According to Baggoo, “In 1962, I was sitting the Cambridge examinations, so I excluded myself from all national tournaments. However, prior to a competition that year, my coach told me that (the team) would not select me for (national team) trials if I did not beat one of the top players (in that tournament). I had nothing to lose so I faced Petal (in the semi-final) in Couva… and that was the first time she lost on the green table outside of Port of Spain.
"She was the Caribbean queen with three Caribbean Championships (at the time). Next, I had to face Marjorie as she won the other semi-final. At the final, several people behind the scenes asked, ‘Merle really beat Petal?’ Marjorie responded, ‘not only beat Petal, but oh you should have seen it!’ When I eventually played Marjorie, she beat me so badly that I cried throughout the entire Christmas season. That’s how good she was. I played well in the semis, but she was just a whole class above."
Baggoo closed by lauding John as a national icon and firmly stated that her legacy will never be forgotten.
John was also well known as an outstanding netball player. She first represented TT in 1949 and was a part of the first national women’s team to play in the West Indies Netball Championship in 1961.
President of the Trinidad and Tobago Netball Association (TTNA), Sherry-Ann Blackburn, paid tribute to John in a release by the TTNA, which was exclusively shared with Newsday. The document stated, “To use one word to paint a picture of Ms John would be a challenge. My bold attempt to describe her would be to say she was an inimitable woman, a formidable opponent, a passionate woman police officer, proficient sportswoman, disciplined in her approach to life and sport, versatile, adaptable, humorous, and hilarious in her storytelling. […] we salute her and celebrate her life and legacy, phenomenal woman, Majorie John.”
Former president of the Trinidad and Tobago Olympic Committee (TTOC), Brian Lewis, expressed his gratitude for the time spent with John. He commented, “She was very feisty and passionate about sports, her country and the youth. Marjorie always had an opinion or word of advice based on her experience through her many disciplines.”
He continued, “She took great pride in her activeness (with the TTOC) and was truly a good soul. They don’t make them like Marjorie John again.
“Many people had a lot of respect for her.

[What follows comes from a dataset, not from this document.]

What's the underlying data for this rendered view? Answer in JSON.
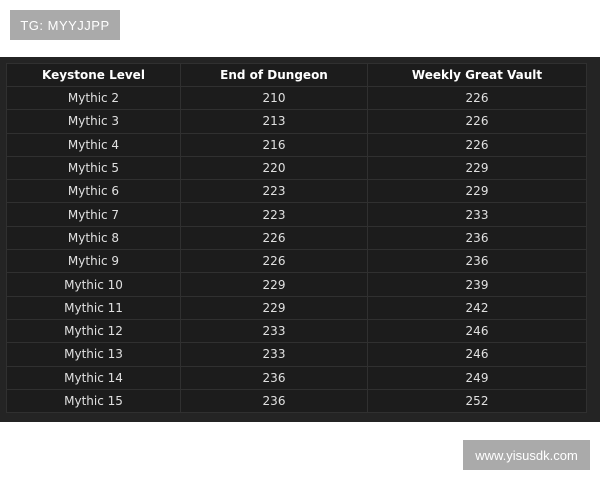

She was quite a personality and experienced a lot of things in society – World War II, the Black Power Movement, for example. During that era, there were a few multi-sport athletes, but she took it to a different level and exemplified a lifelong commitment to physical fitness and staying healthy. It would be very difficult for a modern athlete to achieve her status across so many sports.”
Lewis pointed out that John was an inspiration to many through her ability to stay active in her older years. He believes that she can inspire future athletes to do as she did.
“It’s not impossible,” he said, “but it will be very challenging and would require significant organisation and discipline. But I still don’t think we’d see another Marjorie John representing the country in six different sports. Condolences to her family, her colleagues, the ones who held her dear and the entire country.”